Living in that dorm gave him the chance to make new friendships, have new experiences and even study, Vasquez said, while becoming a resident assistant gave him the confidence to run for president. Hyalite Hall will do the same for new generations of Bobcats, he said.

Asked what they wanted in a new dormitory, students said a key issue for them was making sure the building is sustainable as possible, Vasquez said.

Kath Williams, a longtime sustainability consultant, said the paperwork has been submitted to seek certification as a LEED gold building for Hyalite Hall.
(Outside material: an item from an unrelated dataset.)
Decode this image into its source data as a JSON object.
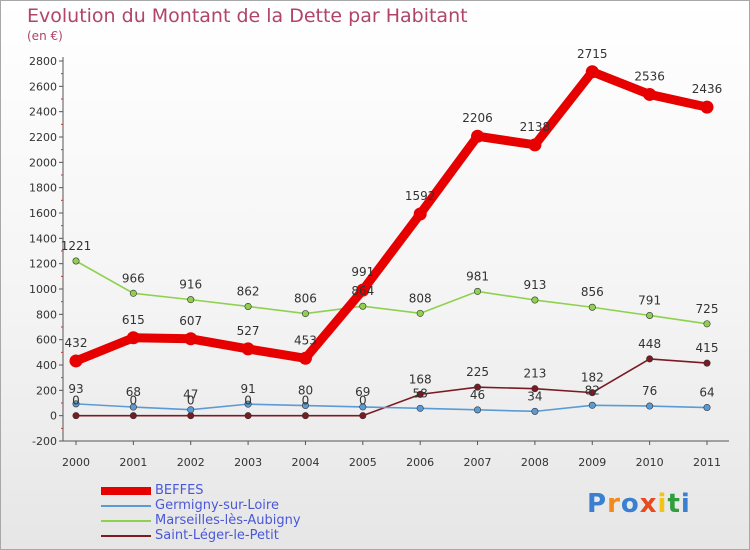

It’s difficult, she said, because the standards from the Leadership in Energy and Environmental Design program keep being raised.

“We could not be prouder,” said Doug Jackson, president of the general contractor Jackson Contractor Group.

Darryl Curfman, who oversaw the project for MSU, called it a beautiful and magnificent building. One feature is a six-story “lantern wall” with images of the Hyalite Lake and waterfalls, he said.

Don Mathre, an MSU plant professor emeritus, has lived in a house across the street for 53 years. Mathre said he can no longer look out his window to see what the weather looks like over the Spanish Peaks because of the tall new building, but his cell phone has better weather forecasts anyway. He said he’ll now look to see how students interact with neighbors.

“We’ll be quiet neighbors,” promised Tom Stump, associate vice president of auxiliary services.

Hyalite Hall was built by selling bonds, and MSU plans to pay off the debt over many years using student dorm and dining hall fees. No taxpayer or student tuition funds went into the project.

“We’re expecting about 500 students in Hyalite,” MSU spokesman Michael Becker wrote in an email. Families are waiting to make final decisions about the fall semester, he added, “and we’ll have to see how many actually move in.”